Honorary Fraternity Boosts Student Opportunities

Focusing on academic excellence, Beta Tau offers members networking, community service, and social opportunities, as well as access to top employers

A 3.0 or better GPA will earn construction engineering and management students an invitation to Beta Tau, an honorary fraternity that helps members stay on track academically and gives them an edge when it's time to job hunt.

This year, 17 members are participating—doing community service, socializing, and planning an annual banquet that puts them face-to-face with industry leaders.

"We also work to further develop the major and get more students interested in becoming construction engineers," says Logan Cook, a junior and president of Beta Tau.

For CEM senior Brian Beckman, a third-year Beta Tau member, the organization provides important contacts he believes will last a lifetime. "Beta Tau helps me get to know the older and younger classes, which is a great networking opportunity, especially since CEM students accept jobs all over the country, and maybe overseas, too," Beckman says.

Cook says Beta Tau encourages community through cookouts and service projects, as well as its regular monthly meetings. "One of the highlights of our year is the big banquet in the spring," he says. "We always have a guest speaker on things going on in the industry.
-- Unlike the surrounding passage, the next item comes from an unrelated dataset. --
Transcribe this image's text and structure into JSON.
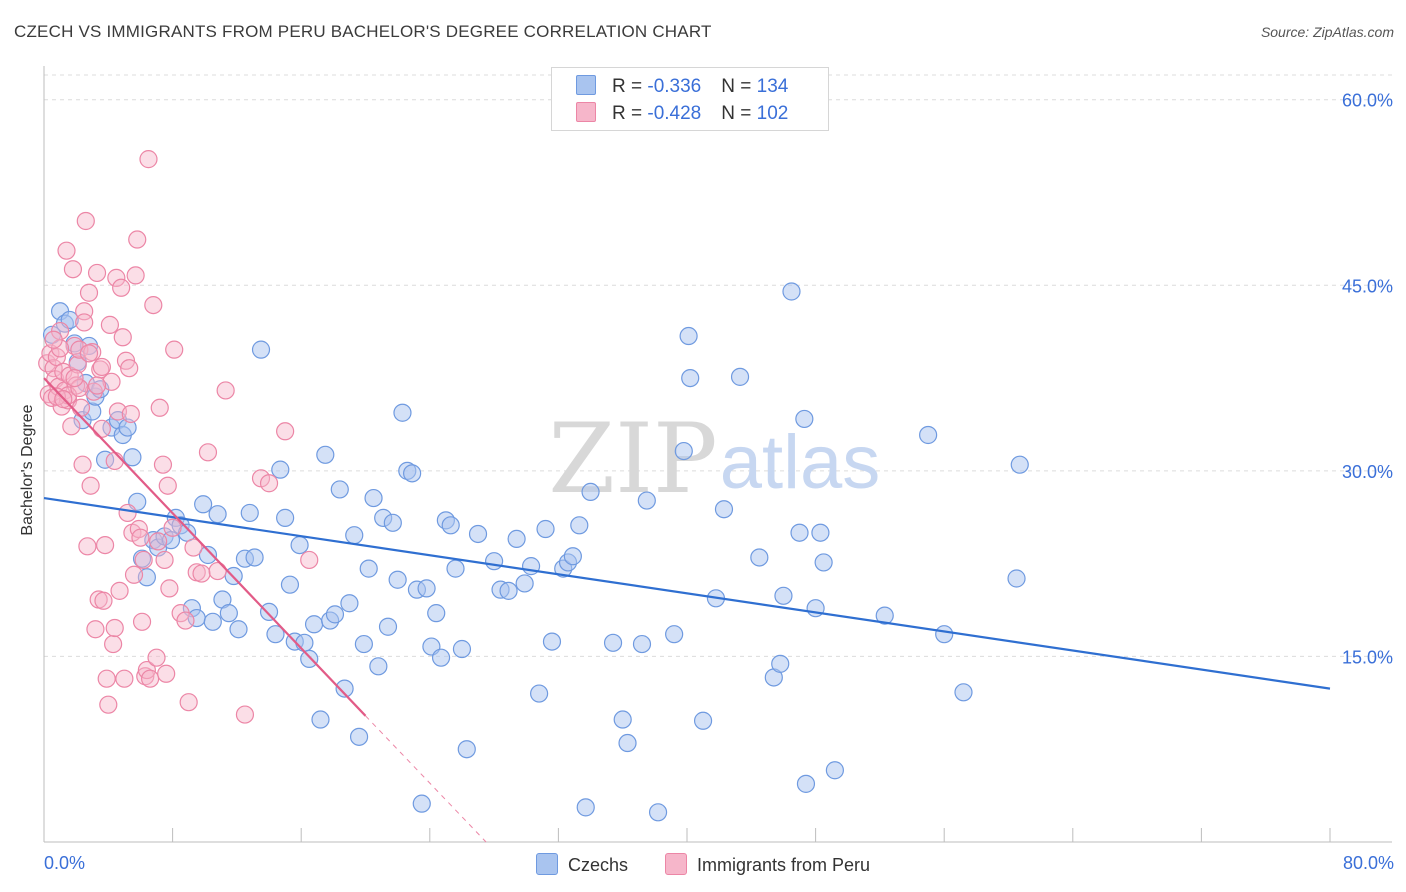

The last two years' speakers talked about sustainable, green buildings."

"Invitations go out to all of our sponsor companies, faculty, staff, students, and advisory board members, along with heads of the engineering schools," says Julio Martinez, academic advisor and associate professor of civil engineering. "The organization is valuable because it is well known within the industry and it gives students leadership skills and activities."

This academic year, Beta Tau members painted parking lot stripes for Habitat for Humanity. They'll return in the spring to install a handicap-accessibility ramp.

Beta Tau was launched in 1981 by Purdue graduate and former Purdue professor Donn Hancher (BSCE '66, MSCE '68, PhD '72), now the Terrell- McDowell Chair Professor of Construction Engineering and Management at the University of Kentucky. "We set up Beta Tau to recognize students for academic achievement," Hancher says.

When he retires and moves back to West Lafayette next year, Hancher says, "I would very much like to rekindle my relationship."